The Pending Home Sales Index, a forward-looking indicator based on contract signings, grew 3.5% to 109.1 in February from a downwardly revised 105.4 in January, and is now 0.7% above February 2015 (108.3), according to the National Association of Realtors.
This increase in February marks the highest level in seven months and remains higher than a year ago.
While the index has now increased year-over-year for 18 consecutive months, last month's annual gain was the smallest.
“Today’s seasonally adjusted February pending home sales index showed a higher-than-expected increase of 3.5% from January, a good indication that existing-home sales for March should bounce back from the February decline,” said Jonathan Smoke, chief economist of Realtor.com.
“Two factors — low inventories and tight credit — will limit the gains we will see in 2016. However, given the level of pent-up demand evident in web activity and stated buyer intentions for 2016, we should see this spring materialize as the busiest season of sales since 2006,” Smoke said.
Broken up, the Midwest led the growth, surging 11.4% to 112.6 in February, and is now 2.5% above February 2015. The PHSI in the Northeast fell 0.2% to 94.0 in February, but is still 12.6% above a year ago.
Pending home sales in the South increased 2.1% to an index of 122.4 in February but are 0.4% lower than last February. The index in the West slightly grew 0.7% in February to 96.4, but is now 6.2% below a year ago.
Pending sales made promising strides in February, rising to the highest index reading since last July (109.8), Lawrence Yun, NAR chief economist, said.
"After some volatility this winter, the latest data is encouraging in that a decent number of buyers signed contracts last month, lured by mortgage rates dipping to their lowest levels in nearly a year and a modest, seasonal uptick in inventory," he said.
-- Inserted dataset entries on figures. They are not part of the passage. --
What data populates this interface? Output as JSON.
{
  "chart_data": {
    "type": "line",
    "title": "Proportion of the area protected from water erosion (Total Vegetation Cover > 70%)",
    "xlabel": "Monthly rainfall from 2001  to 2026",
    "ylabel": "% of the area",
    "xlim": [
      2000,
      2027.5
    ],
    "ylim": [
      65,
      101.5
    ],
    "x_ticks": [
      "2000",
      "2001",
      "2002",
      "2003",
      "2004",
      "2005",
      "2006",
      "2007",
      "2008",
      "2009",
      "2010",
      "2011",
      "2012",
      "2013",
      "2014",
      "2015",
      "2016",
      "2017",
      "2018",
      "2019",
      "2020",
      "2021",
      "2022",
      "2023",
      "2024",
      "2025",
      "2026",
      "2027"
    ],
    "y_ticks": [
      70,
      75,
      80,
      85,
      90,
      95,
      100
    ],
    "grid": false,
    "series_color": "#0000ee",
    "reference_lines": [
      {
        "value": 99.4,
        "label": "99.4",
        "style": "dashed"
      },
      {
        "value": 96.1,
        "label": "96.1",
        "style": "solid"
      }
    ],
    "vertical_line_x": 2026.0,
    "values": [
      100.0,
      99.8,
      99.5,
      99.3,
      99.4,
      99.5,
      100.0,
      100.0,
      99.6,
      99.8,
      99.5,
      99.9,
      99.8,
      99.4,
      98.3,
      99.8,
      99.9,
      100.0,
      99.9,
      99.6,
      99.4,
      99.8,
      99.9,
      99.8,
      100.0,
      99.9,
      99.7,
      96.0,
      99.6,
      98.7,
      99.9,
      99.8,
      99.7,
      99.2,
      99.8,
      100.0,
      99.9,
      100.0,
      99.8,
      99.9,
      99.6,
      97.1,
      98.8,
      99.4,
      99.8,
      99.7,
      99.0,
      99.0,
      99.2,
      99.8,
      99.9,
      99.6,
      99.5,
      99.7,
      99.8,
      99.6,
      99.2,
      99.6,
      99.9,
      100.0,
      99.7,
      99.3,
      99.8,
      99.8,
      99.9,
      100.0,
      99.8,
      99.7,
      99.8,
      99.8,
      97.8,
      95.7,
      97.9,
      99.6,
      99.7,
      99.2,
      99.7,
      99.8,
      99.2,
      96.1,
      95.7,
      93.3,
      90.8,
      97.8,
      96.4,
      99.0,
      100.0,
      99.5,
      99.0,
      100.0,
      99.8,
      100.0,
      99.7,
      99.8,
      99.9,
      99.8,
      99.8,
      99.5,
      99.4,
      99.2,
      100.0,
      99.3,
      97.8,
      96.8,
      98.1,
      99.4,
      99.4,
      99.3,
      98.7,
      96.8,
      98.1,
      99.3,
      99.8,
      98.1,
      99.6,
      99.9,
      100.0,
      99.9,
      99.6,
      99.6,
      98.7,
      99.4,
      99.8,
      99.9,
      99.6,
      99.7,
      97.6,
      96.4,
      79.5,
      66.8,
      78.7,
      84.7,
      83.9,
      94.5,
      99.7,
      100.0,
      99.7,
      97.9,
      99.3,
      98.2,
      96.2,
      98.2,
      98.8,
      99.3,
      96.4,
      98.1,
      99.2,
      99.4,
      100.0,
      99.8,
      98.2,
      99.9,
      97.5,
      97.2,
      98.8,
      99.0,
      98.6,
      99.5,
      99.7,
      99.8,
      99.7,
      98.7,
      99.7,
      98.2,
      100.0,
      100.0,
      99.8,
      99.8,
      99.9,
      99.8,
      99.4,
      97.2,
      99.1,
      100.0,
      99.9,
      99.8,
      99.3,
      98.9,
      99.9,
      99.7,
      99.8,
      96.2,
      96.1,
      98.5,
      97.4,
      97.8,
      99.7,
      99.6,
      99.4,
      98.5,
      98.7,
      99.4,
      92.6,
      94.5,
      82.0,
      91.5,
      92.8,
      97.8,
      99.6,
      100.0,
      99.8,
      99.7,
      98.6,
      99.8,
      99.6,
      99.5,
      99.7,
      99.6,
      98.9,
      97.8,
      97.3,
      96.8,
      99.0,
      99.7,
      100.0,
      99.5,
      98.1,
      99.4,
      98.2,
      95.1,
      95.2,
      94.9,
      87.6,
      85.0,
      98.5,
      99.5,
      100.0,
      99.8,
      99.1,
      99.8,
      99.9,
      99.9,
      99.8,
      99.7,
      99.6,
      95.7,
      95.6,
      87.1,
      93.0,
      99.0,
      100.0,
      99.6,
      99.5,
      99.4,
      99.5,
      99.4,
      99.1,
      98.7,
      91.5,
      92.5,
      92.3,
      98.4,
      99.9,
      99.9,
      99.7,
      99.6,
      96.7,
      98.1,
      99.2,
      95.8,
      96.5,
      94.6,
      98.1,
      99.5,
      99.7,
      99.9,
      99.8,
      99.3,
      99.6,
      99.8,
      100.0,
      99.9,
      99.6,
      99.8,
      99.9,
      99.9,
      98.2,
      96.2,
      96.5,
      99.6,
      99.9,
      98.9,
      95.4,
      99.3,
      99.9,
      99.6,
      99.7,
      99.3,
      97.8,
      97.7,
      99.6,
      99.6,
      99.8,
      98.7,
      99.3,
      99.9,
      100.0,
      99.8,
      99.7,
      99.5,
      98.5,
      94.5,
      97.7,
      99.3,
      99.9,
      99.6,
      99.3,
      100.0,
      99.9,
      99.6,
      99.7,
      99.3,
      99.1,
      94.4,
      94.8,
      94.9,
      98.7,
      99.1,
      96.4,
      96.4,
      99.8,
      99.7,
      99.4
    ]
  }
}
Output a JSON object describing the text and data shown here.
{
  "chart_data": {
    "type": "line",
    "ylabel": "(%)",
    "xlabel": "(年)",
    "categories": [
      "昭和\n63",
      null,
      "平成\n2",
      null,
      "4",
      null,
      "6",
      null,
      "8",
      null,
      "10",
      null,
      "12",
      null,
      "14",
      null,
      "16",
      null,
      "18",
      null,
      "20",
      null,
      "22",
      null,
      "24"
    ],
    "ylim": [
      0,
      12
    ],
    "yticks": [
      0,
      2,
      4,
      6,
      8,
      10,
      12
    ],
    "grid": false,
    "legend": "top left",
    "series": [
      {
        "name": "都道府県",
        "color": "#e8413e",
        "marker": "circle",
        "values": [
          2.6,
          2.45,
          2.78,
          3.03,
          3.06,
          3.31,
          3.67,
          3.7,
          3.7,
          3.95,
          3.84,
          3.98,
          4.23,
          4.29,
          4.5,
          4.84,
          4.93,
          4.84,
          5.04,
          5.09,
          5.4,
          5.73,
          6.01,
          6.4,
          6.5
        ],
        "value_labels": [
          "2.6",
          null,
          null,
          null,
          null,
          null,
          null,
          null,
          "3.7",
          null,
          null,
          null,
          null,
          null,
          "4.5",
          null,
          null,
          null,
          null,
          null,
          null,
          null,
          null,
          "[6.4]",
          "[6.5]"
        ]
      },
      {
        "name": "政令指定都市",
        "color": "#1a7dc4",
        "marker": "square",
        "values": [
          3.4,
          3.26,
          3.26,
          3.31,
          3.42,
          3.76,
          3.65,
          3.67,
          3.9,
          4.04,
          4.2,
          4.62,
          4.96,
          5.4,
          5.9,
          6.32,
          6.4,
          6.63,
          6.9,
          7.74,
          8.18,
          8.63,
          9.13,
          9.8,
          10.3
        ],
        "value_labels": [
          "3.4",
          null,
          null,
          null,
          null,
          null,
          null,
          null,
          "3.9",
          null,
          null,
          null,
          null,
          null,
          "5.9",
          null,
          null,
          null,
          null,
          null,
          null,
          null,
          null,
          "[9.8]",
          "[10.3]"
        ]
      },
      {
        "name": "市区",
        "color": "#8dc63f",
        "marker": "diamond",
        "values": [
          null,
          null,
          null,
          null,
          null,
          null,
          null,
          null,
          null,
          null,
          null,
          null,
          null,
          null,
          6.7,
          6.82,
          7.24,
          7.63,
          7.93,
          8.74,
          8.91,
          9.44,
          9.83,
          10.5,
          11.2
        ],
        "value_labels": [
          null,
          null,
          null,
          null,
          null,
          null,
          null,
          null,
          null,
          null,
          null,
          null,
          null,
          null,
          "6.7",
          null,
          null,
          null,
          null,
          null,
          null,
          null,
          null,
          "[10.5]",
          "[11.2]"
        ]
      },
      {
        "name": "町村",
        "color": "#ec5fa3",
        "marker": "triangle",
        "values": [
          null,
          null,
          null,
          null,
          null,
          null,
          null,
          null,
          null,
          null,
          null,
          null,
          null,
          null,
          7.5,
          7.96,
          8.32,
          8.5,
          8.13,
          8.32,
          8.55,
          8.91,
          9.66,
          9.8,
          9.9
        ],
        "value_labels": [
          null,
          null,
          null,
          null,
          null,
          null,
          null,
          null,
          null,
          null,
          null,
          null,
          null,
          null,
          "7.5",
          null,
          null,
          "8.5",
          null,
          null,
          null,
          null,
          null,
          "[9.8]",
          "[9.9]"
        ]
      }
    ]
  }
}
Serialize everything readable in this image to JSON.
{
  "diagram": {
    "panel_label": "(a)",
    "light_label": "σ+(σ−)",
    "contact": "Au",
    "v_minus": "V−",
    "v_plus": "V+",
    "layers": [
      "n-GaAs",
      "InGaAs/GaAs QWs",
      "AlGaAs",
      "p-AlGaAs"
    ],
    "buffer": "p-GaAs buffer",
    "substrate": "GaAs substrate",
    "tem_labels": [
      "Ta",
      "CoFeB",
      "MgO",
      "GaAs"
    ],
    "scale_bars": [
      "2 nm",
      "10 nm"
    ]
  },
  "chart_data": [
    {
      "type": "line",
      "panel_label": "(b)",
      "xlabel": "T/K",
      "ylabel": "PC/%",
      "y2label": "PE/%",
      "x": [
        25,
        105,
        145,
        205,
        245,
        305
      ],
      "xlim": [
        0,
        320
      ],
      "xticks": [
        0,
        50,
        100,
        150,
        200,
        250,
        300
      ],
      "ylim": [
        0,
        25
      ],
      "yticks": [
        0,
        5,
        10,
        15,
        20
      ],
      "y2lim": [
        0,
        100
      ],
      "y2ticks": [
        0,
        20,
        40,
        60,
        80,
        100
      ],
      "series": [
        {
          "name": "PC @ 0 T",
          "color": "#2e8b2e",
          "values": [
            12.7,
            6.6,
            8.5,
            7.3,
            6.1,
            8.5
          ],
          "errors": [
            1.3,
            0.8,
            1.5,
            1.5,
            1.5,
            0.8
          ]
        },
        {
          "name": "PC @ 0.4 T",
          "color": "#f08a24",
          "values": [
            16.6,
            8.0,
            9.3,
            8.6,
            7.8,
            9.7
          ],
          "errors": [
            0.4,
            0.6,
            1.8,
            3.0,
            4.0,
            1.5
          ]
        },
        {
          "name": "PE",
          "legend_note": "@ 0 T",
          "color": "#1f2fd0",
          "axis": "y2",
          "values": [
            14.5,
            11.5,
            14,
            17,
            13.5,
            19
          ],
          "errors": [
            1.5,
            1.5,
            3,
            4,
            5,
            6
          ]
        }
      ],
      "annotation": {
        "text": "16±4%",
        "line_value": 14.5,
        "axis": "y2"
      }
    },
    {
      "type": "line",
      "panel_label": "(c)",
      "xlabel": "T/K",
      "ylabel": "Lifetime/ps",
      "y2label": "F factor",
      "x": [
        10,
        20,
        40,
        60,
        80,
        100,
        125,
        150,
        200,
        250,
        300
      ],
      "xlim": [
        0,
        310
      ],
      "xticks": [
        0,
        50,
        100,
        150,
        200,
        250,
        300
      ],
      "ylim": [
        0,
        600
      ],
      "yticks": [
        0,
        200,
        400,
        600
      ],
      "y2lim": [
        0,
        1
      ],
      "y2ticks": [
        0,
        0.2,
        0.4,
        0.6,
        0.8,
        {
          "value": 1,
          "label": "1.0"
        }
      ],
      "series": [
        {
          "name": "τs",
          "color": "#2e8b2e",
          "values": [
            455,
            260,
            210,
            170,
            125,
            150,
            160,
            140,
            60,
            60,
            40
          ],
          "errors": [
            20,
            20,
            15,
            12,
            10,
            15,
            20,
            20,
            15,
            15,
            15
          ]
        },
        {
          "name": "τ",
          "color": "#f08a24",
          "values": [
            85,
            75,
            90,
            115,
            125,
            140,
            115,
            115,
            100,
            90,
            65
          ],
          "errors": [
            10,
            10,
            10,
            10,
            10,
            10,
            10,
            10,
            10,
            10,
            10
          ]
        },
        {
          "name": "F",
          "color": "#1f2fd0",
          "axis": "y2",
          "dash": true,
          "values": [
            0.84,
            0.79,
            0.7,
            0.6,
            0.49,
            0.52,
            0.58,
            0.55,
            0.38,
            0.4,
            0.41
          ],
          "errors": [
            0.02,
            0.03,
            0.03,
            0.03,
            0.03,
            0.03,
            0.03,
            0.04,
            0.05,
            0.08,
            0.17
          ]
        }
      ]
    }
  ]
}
However, as it stands, supply is sill constrained. The latest existing-home sales report confirmed how barren the market is with total existing-home sales, which are completed transactions that include single-family homes, townhomes, condominiums and co-ops, tumbling 7.1% to a seasonally adjusted annual rate of 5.08 million in February from 5.47 million in January.
According to Yun, the one silver lining from last month's noticeable slump in existing-home sales was that price appreciation lessened to 4.4%, which is still above wage growth but certainly more favorable than the 8.1% annual increase in January.
"Any further moderation in prices would be a welcome development this spring," adds Yun. "Particularly in the West, where it appears a segment of would-be buyers are becoming wary of high asking prices and stiff competition."
NAR forecasts existing-homes sales this year to be around 5.38 million, an increase of 2.4% from 2015. The national median existing-home price for all of this year is expected to increase between 4% and 5%. In 2015, existing-home sales increased 6.3% and prices rose 6.8%.
"Looking ahead, the key for sustained momentum and more sales than last spring is a continuous stream of new listings quickly replacing what's being scooped up by a growing pool of buyers. Without adequate supply, sales will likely plateau," said Yun.